Adaptive Learning is a Transformational Education Reform Hiding in Plain Sight
Many moons ago, in what seems like a different life, I was a K-12 special education teacher. Part of my duties was to develop IEPs (Individualized Education Plans) for students with disabilities. These plans laid out the various supports, resources, and services that the school district promised to provide to students with disabilities to help them succeed academically. The most powerful part of an IEP is that it requires teachers to adapt the learning process to fit the needs of the student, which allows them to learn at their own pace, without pressure.
I would often think to myself, what if all students received an adaptive education, just like students with disabilities? This could be the silver bullet that education reformists have been searching for. However, I dismissed the idea as fantasy, as I knew that our school district was already cash strapped, and we didn’t have enough money to pull it off.
This was over a decade and a half ago, and things have changed. A small number of school districts are experimenting with adaptive learning and as a result, are seeing huge improvements in student academic achievement. Could adaptive learning be the transformational education reform that has been hiding in plain sight? Maybe, maybe not. Before we debate this question even further, let’s define what adaptive learning is, in more detail.

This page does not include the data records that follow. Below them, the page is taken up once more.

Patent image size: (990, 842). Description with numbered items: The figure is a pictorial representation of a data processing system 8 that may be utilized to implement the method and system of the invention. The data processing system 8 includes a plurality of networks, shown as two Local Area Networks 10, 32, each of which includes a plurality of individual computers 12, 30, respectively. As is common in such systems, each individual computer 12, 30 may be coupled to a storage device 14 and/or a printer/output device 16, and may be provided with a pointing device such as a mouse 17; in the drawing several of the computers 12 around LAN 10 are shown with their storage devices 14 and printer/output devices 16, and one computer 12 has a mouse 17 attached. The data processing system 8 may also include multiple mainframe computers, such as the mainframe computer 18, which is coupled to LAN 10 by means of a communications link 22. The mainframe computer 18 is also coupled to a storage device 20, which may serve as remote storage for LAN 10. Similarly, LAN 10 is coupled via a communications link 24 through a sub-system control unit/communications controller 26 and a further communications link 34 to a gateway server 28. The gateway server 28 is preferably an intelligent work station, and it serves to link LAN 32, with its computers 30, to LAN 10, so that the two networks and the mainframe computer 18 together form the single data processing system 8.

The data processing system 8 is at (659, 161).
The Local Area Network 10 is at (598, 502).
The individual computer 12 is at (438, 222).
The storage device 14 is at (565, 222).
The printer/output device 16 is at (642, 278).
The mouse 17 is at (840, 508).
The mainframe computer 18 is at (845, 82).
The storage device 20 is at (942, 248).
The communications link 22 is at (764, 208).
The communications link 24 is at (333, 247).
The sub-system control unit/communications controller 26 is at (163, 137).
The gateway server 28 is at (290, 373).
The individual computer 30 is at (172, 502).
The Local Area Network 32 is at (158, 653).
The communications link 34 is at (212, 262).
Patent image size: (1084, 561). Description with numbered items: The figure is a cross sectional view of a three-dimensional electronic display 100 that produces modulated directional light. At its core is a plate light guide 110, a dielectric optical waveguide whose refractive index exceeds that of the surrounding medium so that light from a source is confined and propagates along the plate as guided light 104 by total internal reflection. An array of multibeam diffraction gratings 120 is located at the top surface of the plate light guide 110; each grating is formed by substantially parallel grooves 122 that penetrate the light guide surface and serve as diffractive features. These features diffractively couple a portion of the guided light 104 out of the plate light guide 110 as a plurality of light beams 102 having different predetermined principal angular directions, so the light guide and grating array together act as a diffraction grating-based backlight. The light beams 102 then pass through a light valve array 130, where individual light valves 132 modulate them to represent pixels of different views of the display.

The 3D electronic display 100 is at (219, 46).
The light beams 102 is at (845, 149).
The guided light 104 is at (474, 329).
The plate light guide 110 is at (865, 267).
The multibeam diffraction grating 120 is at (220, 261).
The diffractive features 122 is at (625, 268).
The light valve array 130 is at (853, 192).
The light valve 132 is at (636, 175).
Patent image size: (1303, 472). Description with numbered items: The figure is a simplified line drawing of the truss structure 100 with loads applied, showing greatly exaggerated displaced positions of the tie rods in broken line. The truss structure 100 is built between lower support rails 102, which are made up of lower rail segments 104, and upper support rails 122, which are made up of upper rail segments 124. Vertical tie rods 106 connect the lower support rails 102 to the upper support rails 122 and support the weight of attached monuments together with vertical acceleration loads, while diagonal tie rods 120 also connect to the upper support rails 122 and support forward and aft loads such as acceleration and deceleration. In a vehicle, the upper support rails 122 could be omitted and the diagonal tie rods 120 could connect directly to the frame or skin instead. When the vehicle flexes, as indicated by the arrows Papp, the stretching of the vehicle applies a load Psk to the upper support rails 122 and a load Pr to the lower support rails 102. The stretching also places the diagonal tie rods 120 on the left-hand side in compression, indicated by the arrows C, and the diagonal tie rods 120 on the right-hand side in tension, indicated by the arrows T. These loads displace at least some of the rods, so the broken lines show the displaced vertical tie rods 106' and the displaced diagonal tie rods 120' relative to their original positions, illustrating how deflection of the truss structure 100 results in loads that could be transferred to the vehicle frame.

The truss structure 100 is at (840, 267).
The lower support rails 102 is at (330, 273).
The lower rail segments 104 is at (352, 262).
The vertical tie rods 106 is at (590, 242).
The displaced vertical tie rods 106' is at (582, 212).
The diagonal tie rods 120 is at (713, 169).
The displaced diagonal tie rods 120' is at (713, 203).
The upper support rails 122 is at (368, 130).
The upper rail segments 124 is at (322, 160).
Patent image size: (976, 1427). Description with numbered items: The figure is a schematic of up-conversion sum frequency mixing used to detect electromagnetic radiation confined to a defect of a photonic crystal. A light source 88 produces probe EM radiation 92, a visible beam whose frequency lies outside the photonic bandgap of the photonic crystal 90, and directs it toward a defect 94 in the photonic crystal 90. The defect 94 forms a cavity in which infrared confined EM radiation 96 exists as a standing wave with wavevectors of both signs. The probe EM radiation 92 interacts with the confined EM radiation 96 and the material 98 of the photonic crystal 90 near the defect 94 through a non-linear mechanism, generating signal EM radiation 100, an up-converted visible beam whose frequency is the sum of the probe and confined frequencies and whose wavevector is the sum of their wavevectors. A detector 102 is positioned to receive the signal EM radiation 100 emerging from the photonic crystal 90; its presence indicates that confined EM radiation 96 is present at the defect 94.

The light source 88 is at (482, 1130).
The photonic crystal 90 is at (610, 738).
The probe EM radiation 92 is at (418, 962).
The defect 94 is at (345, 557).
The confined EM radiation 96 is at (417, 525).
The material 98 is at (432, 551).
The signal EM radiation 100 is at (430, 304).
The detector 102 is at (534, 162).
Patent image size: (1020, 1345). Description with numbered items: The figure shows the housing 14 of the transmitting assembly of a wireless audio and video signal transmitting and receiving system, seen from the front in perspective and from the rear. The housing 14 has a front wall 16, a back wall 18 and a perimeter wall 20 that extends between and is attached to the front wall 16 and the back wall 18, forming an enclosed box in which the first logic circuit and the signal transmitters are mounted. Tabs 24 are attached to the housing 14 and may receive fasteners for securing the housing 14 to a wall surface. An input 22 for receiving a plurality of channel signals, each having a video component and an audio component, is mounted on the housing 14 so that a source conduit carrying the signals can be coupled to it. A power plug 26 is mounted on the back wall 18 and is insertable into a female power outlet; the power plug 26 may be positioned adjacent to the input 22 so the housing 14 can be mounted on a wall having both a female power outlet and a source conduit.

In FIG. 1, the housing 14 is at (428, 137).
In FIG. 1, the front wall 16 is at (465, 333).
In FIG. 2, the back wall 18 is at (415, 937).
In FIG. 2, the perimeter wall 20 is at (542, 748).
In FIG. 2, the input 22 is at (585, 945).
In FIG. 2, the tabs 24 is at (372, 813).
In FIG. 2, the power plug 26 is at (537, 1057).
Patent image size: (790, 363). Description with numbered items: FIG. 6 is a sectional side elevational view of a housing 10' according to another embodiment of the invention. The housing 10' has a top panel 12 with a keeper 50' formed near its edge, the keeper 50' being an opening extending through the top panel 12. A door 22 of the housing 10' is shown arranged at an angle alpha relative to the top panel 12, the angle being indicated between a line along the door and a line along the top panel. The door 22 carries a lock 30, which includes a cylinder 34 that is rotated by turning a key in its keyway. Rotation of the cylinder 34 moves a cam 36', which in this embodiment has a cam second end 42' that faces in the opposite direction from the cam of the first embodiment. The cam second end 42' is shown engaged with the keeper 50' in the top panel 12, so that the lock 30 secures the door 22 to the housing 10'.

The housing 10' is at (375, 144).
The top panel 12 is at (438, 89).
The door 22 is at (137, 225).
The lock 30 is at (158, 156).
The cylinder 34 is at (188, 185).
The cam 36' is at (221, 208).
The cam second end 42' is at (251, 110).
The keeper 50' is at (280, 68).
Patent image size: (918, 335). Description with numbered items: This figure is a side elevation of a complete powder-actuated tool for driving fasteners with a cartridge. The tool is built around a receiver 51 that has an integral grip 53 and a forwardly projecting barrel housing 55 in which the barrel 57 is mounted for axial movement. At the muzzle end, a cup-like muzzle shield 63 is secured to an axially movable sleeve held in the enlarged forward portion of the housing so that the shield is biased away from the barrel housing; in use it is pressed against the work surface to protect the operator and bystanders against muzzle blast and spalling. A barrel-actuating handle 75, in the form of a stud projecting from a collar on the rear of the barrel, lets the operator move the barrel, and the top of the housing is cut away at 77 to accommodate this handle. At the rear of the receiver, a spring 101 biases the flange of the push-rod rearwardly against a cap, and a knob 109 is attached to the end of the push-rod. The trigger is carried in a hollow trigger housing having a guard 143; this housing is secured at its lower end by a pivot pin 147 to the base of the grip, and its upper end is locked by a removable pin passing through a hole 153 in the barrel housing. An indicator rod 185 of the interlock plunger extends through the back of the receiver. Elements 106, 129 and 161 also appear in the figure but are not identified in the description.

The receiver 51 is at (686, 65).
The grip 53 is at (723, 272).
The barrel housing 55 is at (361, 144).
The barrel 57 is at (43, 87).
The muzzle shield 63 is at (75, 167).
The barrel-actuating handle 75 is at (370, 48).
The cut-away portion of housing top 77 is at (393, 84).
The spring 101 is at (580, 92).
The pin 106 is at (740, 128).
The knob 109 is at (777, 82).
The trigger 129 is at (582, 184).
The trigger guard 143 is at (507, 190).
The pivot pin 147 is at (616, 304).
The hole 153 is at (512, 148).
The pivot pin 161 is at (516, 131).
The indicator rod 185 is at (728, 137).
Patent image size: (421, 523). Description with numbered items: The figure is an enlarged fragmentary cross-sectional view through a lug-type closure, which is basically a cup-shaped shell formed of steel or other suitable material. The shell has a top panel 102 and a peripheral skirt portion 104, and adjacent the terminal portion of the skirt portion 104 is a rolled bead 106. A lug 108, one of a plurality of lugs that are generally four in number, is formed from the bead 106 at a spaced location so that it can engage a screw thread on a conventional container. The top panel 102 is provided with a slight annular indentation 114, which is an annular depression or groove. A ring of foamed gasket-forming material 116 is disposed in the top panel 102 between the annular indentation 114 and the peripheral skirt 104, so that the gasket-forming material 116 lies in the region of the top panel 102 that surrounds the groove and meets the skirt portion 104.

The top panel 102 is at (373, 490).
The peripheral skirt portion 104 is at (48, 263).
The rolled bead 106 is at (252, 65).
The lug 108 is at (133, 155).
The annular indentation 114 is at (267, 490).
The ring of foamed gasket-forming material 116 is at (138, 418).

What is adaptive learning?
Adaptive learning is a technology-based or online educational system that analyzes a student’s performance in real time and modifies teaching and assessment methods based on that data. Think AI meets dedicated math tutor meets adaptive engagement. To help you better understand the basics and benefits of adaptive learning, let’s break down a few must-knows.
Adaptive learning helps teachers as well as students: As learners use adaptive learning-based software, teachers can analyze the data and better understand each student’s individualized needs. Figuring out everyone’s strengths and weaknesses can take hours of one-on-one tutoring, especially with large class sizes and shy students reluctant to initiate private time. With adaptive learning, teachers can immediately see where students are struggling and, more importantly, which methods of teaching are helping them improve and master the material. Everything AL software initiates to increase a student’s understanding; teachers can replicate in a classroom setting.
Adaptive learning engages the area between a student’s comfort zone and frustration zone: Intelligent AL technology accesses the Zone of Proximal Development (ZDP) for optimum mastery of the material. ZDP is the area in between a student’s comfort zone and their frustration zone. It’s the area where students are not repeating material they’ve already mastered nor challenging themselves at a level so challenging that they become frustrated, discouraged, and reluctant to keep learning. This customized level of difficulty is designed to create smart students who aren’t afraid to solve problems and creatively work out solutions, both in the classroom and outside of it.
Why are school districts are slow to use adaptive learning?
As I alluded to in the introduction, adaptive learning was not a viable option for my former school district because we were already in the midst of a serious budget crisis. Essential items such as copy paper and even paper towels were being rationed. Although most school districts are not in such dire financial straits, they couldn’t shoulder the burden of paying for the costs of adapting education for all students in every subject.
However, times are changing fast, and the cost of adaptive learning is becoming less expensive thanks to advances in technology. Adaptive learning is available for all students, with only a nominal cost to school’s districts.
Is adaptive learning really that transformational?
Personally, I think so. Even with the best teachers working 80-hour weeks, they still can’t provide adaptive learning for all of their students. Why, because adaptive learning is a labor-intensive process, that involves planning, differentiating instruction and assessment, etc. Up until the last decade, it wasn’t possible for a single teacher to shoulder this type of workload.
Now thanks to advances in artificial intelligence and machine learning, we have computerized learning programs to can provide adaptive learning for each student without breaking a sweat. Teachers can facilitate the learning process and allow technology to do all of the heavy lifting. At the end of the day, students succeed academically, and we all win.
In your opinion, is adaptive learning a transformational education reform hiding in plain sight? Only time will tell.